愛と平和
シリーズ小説ですが過去作手直し中なのでタグ表記控えます。お題は雰囲気かな^^;
誰も来ない時、病院の個室は静かだった。横になっていることしか出来ない日には見慣れた窓の外をただ見ているだけだった。それもだんだんと飽きてきて、目を閉じて近くの音に集中してみた。
点滴の機械の音、窓の外の鳥の声、扉の向こうから来る看護師の押すワゴンの車輪、遠くの部屋から聞こえる話。

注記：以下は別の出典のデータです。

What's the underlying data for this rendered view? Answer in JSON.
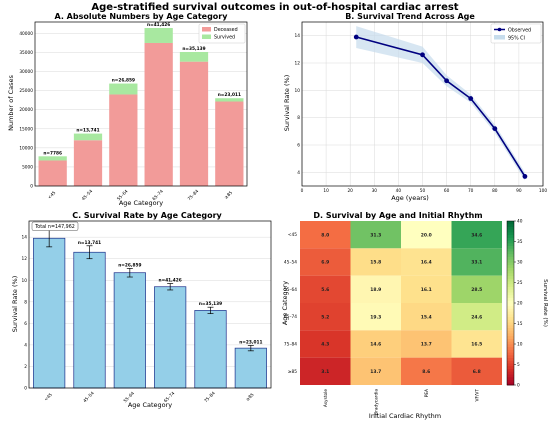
{
  "suptitle": "Age-stratified survival outcomes in out-of-hospital cardiac arrest",
  "colors": {
    "deceased": "#f29b99",
    "survived": "#a8e8a0",
    "line": "#000080",
    "band": "#c6dcec",
    "bar_blue": "#94cfe8",
    "bar_edge": "#1b2f8a"
  },
  "chart_data": [
    {
      "id": "A",
      "type": "bar",
      "stacked": true,
      "title": "A. Absolute Numbers by Age Category",
      "xlabel": "Age Category",
      "ylabel": "Number of Cases",
      "categories": [
        "<45",
        "45–54",
        "55–64",
        "65–74",
        "75–84",
        "≥85"
      ],
      "series": [
        {
          "name": "Deceased",
          "values": [
            6700,
            12000,
            24000,
            37500,
            32600,
            22150
          ]
        },
        {
          "name": "Survived",
          "values": [
            1086,
            1741,
            2859,
            3926,
            2539,
            861
          ]
        }
      ],
      "annotations": [
        "n=7786",
        "n=13,741",
        "n=26,859",
        "n=41,426",
        "n=35,139",
        "n=23,011"
      ],
      "ylim": [
        0,
        43000
      ],
      "yticks": [
        0,
        5000,
        10000,
        15000,
        20000,
        25000,
        30000,
        35000,
        40000
      ],
      "ytick_labels": [
        "0",
        "5000",
        "10000",
        "15000",
        "20000",
        "25000",
        "30000",
        "35000",
        "40000"
      ],
      "legend": "top-right",
      "grid": true
    },
    {
      "id": "B",
      "type": "line",
      "title": "B. Survival Trend Across Age",
      "xlabel": "Age (years)",
      "ylabel": "Survival Rate (%)",
      "series": [
        {
          "name": "Observed",
          "x": [
            22.5,
            50,
            60,
            70,
            80,
            92.5
          ],
          "y": [
            13.9,
            12.6,
            10.7,
            9.4,
            7.2,
            3.7
          ]
        },
        {
          "name": "95% CI",
          "x": [
            22.5,
            50,
            60,
            70,
            80,
            92.5
          ],
          "lower": [
            13.1,
            12.0,
            10.3,
            9.1,
            6.9,
            3.4
          ],
          "upper": [
            14.7,
            13.2,
            11.1,
            9.7,
            7.5,
            4.0
          ]
        }
      ],
      "xlim": [
        0,
        100
      ],
      "ylim": [
        3,
        15
      ],
      "xticks": [
        0,
        10,
        20,
        30,
        40,
        50,
        60,
        70,
        80,
        90,
        100
      ],
      "xtick_labels": [
        "0",
        "10",
        "20",
        "30",
        "40",
        "50",
        "60",
        "70",
        "80",
        "90",
        "100"
      ],
      "yticks": [
        4,
        6,
        8,
        10,
        12,
        14
      ],
      "ytick_labels": [
        "4",
        "6",
        "8",
        "10",
        "12",
        "14"
      ],
      "legend": "top-right",
      "grid": true
    },
    {
      "id": "C",
      "type": "bar",
      "title": "C. Survival Rate by Age Category",
      "xlabel": "Age Category",
      "ylabel": "Survival Rate (%)",
      "categories": [
        "<45",
        "45–54",
        "55–64",
        "65–74",
        "75–84",
        "≥85"
      ],
      "values": [
        13.9,
        12.6,
        10.7,
        9.4,
        7.2,
        3.7
      ],
      "errors": [
        0.8,
        0.6,
        0.4,
        0.3,
        0.3,
        0.25
      ],
      "annotations": [
        "n=7786",
        "n=13,741",
        "n=26,859",
        "n=41,426",
        "n=35,139",
        "n=23,011"
      ],
      "total_label": "Total n=147,962",
      "ylim": [
        0,
        15.5
      ],
      "yticks": [
        0,
        2,
        4,
        6,
        8,
        10,
        12,
        14
      ],
      "ytick_labels": [
        "0",
        "2",
        "4",
        "6",
        "8",
        "10",
        "12",
        "14"
      ],
      "grid": true
    },
    {
      "id": "D",
      "type": "heatmap",
      "title": "D. Survival by Age and Initial Rhythm",
      "xlabel": "Initial Cardiac Rhythm",
      "ylabel": "Age Category",
      "x": [
        "Asystole",
        "Bradycardia",
        "PEA",
        "VF/VT"
      ],
      "y": [
        "<45",
        "45–54",
        "55–64",
        "65–74",
        "75–84",
        "≥85"
      ],
      "values": [
        [
          8.0,
          31.3,
          20.0,
          34.6
        ],
        [
          6.9,
          15.8,
          16.4,
          33.1
        ],
        [
          5.6,
          18.9,
          16.1,
          28.5
        ],
        [
          5.2,
          19.3,
          15.4,
          24.6
        ],
        [
          4.3,
          14.6,
          13.7,
          16.5
        ],
        [
          3.1,
          13.7,
          8.6,
          6.8
        ]
      ],
      "cell_labels": [
        [
          "8.0",
          "31.3",
          "20.0",
          "34.6"
        ],
        [
          "6.9",
          "15.8",
          "16.4",
          "33.1"
        ],
        [
          "5.6",
          "18.9",
          "16.1",
          "28.5"
        ],
        [
          "5.2",
          "19.3",
          "15.4",
          "24.6"
        ],
        [
          "4.3",
          "14.6",
          "13.7",
          "16.5"
        ],
        [
          "3.1",
          "13.7",
          "8.6",
          "6.8"
        ]
      ],
      "colorbar_label": "Survival Rate (%)",
      "colorbar_range": [
        0,
        40
      ],
      "colorbar_ticks": [
        0,
        5,
        10,
        15,
        20,
        25,
        30,
        35,
        40
      ],
      "colorbar_tick_labels": [
        "0",
        "5",
        "10",
        "15",
        "20",
        "25",
        "30",
        "35",
        "40"
      ],
      "colormap": "RdYlGn"
    }
  ]
}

毎日少しずつ、遠くの音が聞こえるようになるのが楽しかった。そのことを両親に話したら嫌な顔をされたので、それからは「ナイトさん」と、二人だけの秘密になった。枝の上で過ごすようになってからも、目を閉じればたくさんの音が聞こえてくる。
「人の話をあまり勝手に聞いてはいけないよ?」
ナイトさんからそう言われていたけれど、どうしても気になってしまい目を閉じて声を探した。
「くろちゃんどこかな…」
低くて落ち着いた心地のいいその声を探せば、賑やかな音に混じって耳に届いてくる。
(誰と話してるんだろ)
友達だろうか。なんだか楽しそうだった。くろちゃんの声も、知っている音とは少し違っていて…。
「…なんか、むかつく」
気持ちがざわつくのを感じた。
――
「…それで泣いていたと?」
「だって、僕だってくろちゃんと話したいのに…」
ナツユキのため息が聞こえて、何故だかそれにも腹が立った。
「ただの…ではないか」
「?」
小さな声で呟くように言ったのでよく聞きとれなかった。何て言ったのか確かめようとナツヒコの方を見るといつの間にか近くにきていて、引き寄せるように軽く抱きしめられた。
「…大きくなったものだな」
その声は笑っているようだった。理由のわからない感情は、まだ胸のあたりに残っている。それでも風の匂いに包まれているうちに、自然と瞼が重くなっていった。
(後書き。)
ぶろまんすですよー
フラグ回収してないのあとなんだっけ^^;
最近「クロちゃん」と書いていて、脳内に「ワワワワァ〜」な方が浮かんでくるようになったので、平仮名に変更しました。